We move only about 20 miles today and after transiting Lock 12 here at Whitehall, it will be simple navigation to our next port of call at Chipman Marina at Orwell, VT.  Oh, and the weather has turned cooler, finally.  We use our blanket on the bed at night for the first time in a month.  The days of August await us as we explore this inland lake and learn more about our founding history.

And as a side note, I am 65 today.  I feel so much younger than that but will enjoy all the benefits of my senior status, cheap meals, discounts at parks, and Medicare, yeah!  Now I can get all those little fixes done that us seniors seem to need to keep us lookin' good.

PM's Perspective

photo.JPGWhitehall has been an unsuspected treasure.  Skipper Bob's publication description as a "rust belt town ... trying to recover" does not do the town justice.  True, all manufacturing has up and gone, the town is a contestant for the most vacant downtown storefronts award and has restaurants that come and go within a year.  However, the energy here is upbeat and dynamic like no other "rust belt" victim.  The waterfront is welcoming with a docking wall inclusive of electric and water and modern bathroom and shower facilities at the cost of a donation.  The architectural crown jewel of the town is known as the Skenes (pronounced Skeen) Manor perched on the bluff on the east side of the canal and overlooking downtown.  Looking like the Addamm's family residence, the mansion was purchased about 20 years ago by a historically minded group of locals hastily assembled once they found out the structure was about to be dismantled and transported to Connecticut.  Ever since, the mansion has been undergoing loving and never-ending restoration.  A short steep walk from the waterfront, the mansion includes a restaurant serving lunch and offers tours.

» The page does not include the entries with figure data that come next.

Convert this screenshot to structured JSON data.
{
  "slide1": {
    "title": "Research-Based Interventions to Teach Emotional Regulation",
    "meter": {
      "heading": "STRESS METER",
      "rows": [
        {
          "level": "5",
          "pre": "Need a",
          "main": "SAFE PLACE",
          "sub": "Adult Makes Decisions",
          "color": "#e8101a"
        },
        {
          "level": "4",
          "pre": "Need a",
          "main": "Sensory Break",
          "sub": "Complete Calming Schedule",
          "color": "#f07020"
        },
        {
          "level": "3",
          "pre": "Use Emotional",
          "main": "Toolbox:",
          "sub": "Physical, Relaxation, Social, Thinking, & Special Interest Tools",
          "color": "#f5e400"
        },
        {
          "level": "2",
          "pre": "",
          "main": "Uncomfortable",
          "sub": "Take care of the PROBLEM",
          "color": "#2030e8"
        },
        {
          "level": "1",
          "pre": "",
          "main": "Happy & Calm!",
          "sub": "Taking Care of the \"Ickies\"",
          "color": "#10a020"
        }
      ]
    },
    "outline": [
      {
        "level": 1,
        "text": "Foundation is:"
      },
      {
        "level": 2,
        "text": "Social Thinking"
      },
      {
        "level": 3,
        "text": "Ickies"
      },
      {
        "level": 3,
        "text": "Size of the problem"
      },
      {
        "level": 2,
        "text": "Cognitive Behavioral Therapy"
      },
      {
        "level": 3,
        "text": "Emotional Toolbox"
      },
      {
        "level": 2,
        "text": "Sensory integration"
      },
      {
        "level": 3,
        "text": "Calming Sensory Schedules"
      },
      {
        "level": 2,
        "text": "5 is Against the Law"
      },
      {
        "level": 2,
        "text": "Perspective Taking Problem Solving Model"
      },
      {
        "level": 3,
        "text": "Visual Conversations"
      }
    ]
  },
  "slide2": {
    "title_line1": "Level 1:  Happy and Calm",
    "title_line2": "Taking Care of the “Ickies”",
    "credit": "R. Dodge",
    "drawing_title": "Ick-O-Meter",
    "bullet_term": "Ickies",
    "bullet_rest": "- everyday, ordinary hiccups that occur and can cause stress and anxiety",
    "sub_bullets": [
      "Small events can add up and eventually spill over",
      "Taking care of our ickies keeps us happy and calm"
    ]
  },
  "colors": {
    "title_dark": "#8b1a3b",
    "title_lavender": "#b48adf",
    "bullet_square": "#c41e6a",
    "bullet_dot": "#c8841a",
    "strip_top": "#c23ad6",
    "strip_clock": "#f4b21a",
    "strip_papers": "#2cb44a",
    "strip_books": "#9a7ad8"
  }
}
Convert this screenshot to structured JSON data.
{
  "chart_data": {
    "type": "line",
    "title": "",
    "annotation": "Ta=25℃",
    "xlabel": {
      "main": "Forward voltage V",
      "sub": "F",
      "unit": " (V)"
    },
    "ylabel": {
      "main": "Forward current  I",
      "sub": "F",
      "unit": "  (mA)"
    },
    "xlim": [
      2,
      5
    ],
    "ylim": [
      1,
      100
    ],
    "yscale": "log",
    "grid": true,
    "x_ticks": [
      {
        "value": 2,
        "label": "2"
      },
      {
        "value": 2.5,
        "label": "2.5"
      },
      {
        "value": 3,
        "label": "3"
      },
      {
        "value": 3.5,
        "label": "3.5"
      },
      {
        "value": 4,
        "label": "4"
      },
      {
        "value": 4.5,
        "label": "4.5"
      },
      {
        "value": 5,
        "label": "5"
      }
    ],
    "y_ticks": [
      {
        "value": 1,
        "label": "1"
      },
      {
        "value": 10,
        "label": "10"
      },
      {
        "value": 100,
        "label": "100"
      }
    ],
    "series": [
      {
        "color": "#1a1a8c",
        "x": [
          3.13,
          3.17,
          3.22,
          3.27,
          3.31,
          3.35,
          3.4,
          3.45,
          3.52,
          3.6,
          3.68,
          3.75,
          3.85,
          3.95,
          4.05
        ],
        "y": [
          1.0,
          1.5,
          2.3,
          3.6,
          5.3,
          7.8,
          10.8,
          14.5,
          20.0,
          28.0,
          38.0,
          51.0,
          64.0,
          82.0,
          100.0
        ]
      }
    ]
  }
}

The mansion was completed in 1874 at a cost of $25,000 as the residence of Judge Joseph Potter, a New York Supreme Court Judge.  Several owners later the building was used as a restaurant for several decades.  The structure captured its name from the founder of the town, Philip Skenes.  Why it is named the Skenes Manor and not the Potter Place or some other more relevant name is beyond me.  Stories abound about spirits haunting the third floor pink room.  We can see the mansion from our dockage, and at night there are lights on in the tower that look like eyes that do provide a certain mystique.  While operated as a restaurant, the owner, in an effort to drum up business, created a story that Katherine Skenes, wife of Philip, was buried in the basement and walks the premises at night.  That story however is bunk as Katherine died about a century before the mansion was even constructed.  Good marketing though!